7. It is a lot easier to go from RN to Paramedic than it is Paramedic to RN. There are programs which allow RNs to take 2 weeks of additional training and take the Paramedic exam. Some states allow the RN to just challenge the test if they have ACLS and couple other weekend certs. There are RNs who teach the Paramedic classes at some colleges and universities.
8. Trying to compare CCRN and the CCEMT is a total joke. To take the CCRN you need over a year of actual work experience in an ICU as an RN. There are also separate CCRN exams for the different ages groups which you will need over a year of work experience in each unit to take the exam. The CCEMT is a 2 week merit badge teaching very watered down introductory level critical care overviews. If you are lucky the might take one day to give you a walk through of an ICU. Some Paramedic schools even tack this course on (at a very high cost) as a selling point for their new grads who have ZERO experience as a Paramedic since there are no prerequisites for the CCEMT.
9. To be a Flight RN, it does not matter if you have 30 years of experience as a Paramedic. To be a flight RN you will still need to meet all the requirements which may include BSN and still have 3 - 5 years of work experience as an RN in critical care. They do not just automatically move you to the next seat. A Flight RN brings critical care knowledge and skills to the team which are highly specialized and not something which can be learned in a weekend cert class.
10. Following through with #9, it is easier to teach a few skills like intubation and central line placement to someone who has advanced education and who has already worked in the lCUs with these procedures and devices than it is to take someone who has very little exposure to these lines and tubes and the only critical care knowledge is from the CCEMT which again does not really teach anything about critical care nor give the necessary experience.
11. As an RN (with a BSN) you may have the opportunity to work in many ICUs such as Neuro, Cardiac, CV, Pedi and neonatal.

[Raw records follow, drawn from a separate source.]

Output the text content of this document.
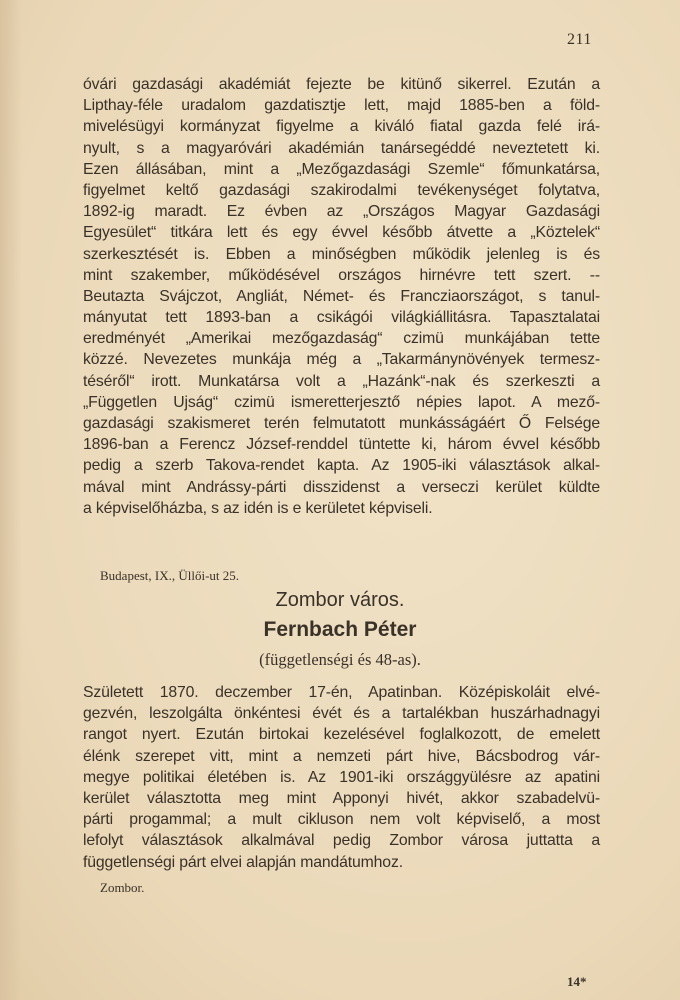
211
óvári gazdasági akadémiát fejezte be kitünő sikerrel. Ezután a
Lipthay-féle uradalom gazdatisztje lett, majd 1885-ben a föld-
mivelésügyi kormányzat figyelme a kiváló fiatal gazda felé irá-
nyult, s a magyaróvári akadémián tanársegéddé neveztetett ki.
Ezen állásában, mint a „Mezőgazdasági Szemle“ főmunkatársa,
figyelmet keltő gazdasági szakirodalmi tevékenységet folytatva,
1892-ig maradt. Ez évben az „Országos Magyar Gazdasági
Egyesület“ titkára lett és egy évvel később átvette a „Köztelek“
szerkesztését is. Ebben a minőségben működik jelenleg is és
mint szakember, működésével országos hirnévre tett szert. --
Beutazta Svájczot, Angliát, Német- és Francziaországot, s tanul-
mányutat tett 1893-ban a csikágói világkiállitásra. Tapasztalatai
eredményét „Amerikai mezőgazdaság“ czimü munkájában tette
közzé. Nevezetes munkája még a „Takarmánynövények termesz-
téséről“ irott. Munkatársa volt a „Hazánk“-nak és szerkeszti a
„Független Ujság“ czimü ismeretterjesztő népies lapot. A mező-
gazdasági szakismeret terén felmutatott munkásságáért Ő Felsége
1896-ban a Ferencz József-renddel tüntette ki, három évvel később
pedig a szerb Takova-rendet kapta. Az 1905-iki választások alkal-
mával mint Andrássy-párti disszidenst a verseczi kerület küldte
a képviselőházba, s az idén is e kerületet képviseli.
Budapest, IX., Üllői-ut 25.
Zombor város.
Fernbach Péter
(függetlenségi és 48-as).
Született 1870. deczember 17-én, Apatinban. Középiskoláit elvé-
gezvén, leszolgálta önkéntesi évét és a tartalékban huszárhadnagyi
rangot nyert. Ezután birtokai kezelésével foglalkozott, de emelett
élénk szerepet vitt, mint a nemzeti párt hive, Bácsbodrog vár-
megye politikai életében is. Az 1901-iki országgyülésre az apatini
kerület választotta meg mint Apponyi hivét, akkor szabadelvü-
párti progammal; a mult cikluson nem volt képviselő, a most
lefolyt választások alkalmával pedig Zombor városa juttatta a
függetlenségi párt elvei alapján mandátumhoz.
Zombor.
14*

All of which would be great for making you a better Flight RN. As a Paramedic you can not work in any of these ICUs except as a tech to assist the RNs.
12. While you are going off to be a Paramedic and trying to gain work experience as one, remember the prerequisites you took to get into nursing school have a time limit. You may need to retake most of the math and science classes.
If you are looking for shortcuts, just scrap the goal of being an RN. Go to Paramedic school. Earn as many weekend merit badges as you can. Work a couple years on an ambulance if you can find one which does emergency response. Then you can apply as a Flight Paramedic and work with an RN who has lots of critical care experience.